Over the past decade, Americans have lived beyond their means and their country, the world's biggest economy, has racked up whopping debts and budget deficits due to unbridled binge spending and overconsumption.
During President Barack Obama's first four-year term, the U.S. government's budget deficit never stayed below 1 trillion U.S. dollars, while its public debt swelled to nearly 16.4 trillion dollars. Uncle Sam now saddles every American with roughly 51,000 dollars in federal debt, more than the average mean wage for Americans in 2011.
The fiscal issue can be much thornier when entangled with irresponsible partisan politics, which led to a disturbing "fiscal cliff" drama in Washington with global ripple effects.

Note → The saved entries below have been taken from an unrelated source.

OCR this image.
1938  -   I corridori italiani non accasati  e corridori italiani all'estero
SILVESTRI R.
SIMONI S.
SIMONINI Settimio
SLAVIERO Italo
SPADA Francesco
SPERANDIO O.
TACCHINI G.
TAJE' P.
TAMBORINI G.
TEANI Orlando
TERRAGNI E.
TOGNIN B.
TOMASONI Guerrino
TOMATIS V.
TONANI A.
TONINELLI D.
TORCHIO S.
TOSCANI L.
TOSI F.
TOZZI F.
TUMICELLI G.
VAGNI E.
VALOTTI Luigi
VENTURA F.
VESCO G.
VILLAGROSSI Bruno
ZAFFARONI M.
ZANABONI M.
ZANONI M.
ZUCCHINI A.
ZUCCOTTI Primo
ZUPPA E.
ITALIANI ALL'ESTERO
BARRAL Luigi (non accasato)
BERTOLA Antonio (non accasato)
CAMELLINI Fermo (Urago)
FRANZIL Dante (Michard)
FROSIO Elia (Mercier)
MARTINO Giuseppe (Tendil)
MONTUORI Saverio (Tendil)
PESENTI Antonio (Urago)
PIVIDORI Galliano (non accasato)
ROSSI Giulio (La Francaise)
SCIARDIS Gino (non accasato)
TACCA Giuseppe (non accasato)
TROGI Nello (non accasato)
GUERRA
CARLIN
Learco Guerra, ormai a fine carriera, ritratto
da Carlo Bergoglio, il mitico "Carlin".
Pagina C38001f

Though the danger of Washington falling off the "fiscal cliff" has been temporarily averted, a replay remains possible and the path to fiscal sustainability is set to be bumpy.
The situation is even worse on the European continent, where a sovereign debt crisis has dragged on for more than three years and poses the biggest-ever challenge to their shared currency, the euro.
Unfortunately, debt addiction, like smoking, is a bad habit that is hard to kick. When in the red, short-sighted governments are often tempted to cover the existing fiscal holes by borrowing more and leave a bigger problem to their successors. They shy away from radical reforms which are politically unwelcome, blindly believing they can rely on the last resort -- printing more money.
Japan, which has the highest debt level in the world, was the latest country to follow the steps of the United States to start up the money printing machine.
The Bank of Japan announced on Tuesday that it would switch to an open-ended commitment to buying assets next year, a program resembling the quantitative easing introduced by the U.S. Federal Reserve. The European Central Bank has taken a similar move, but to a lesser extent.
These unconventional measures may provide temporary relief, but their side-effects are evident. They can push up domestic inflation and reduce the motivation to implement structural reforms, which are usually painful but vital for the indebted countries to get rid of their debt addiction and return to a healthy path.
By pumping trillions of dollars into the financial system to shore up their sluggish economies, the developed countries are flooding the world with easy money and thus exporting their own crisis.
This kind of beggar-thy-neighbor practice risks a competitive devaluation among world currencies and a disturbance of capital flow. It may also create asset bubbles and sow the seeds of the next financial storm.
The current crisis tells us that to borrow from the future is a dead end. A more resilient and dynamic world economy has to be built on fiscal sustainability, which can be achieved only if the developed countries abandon their debt addiction and embark on fiscal discipline and structural reforms.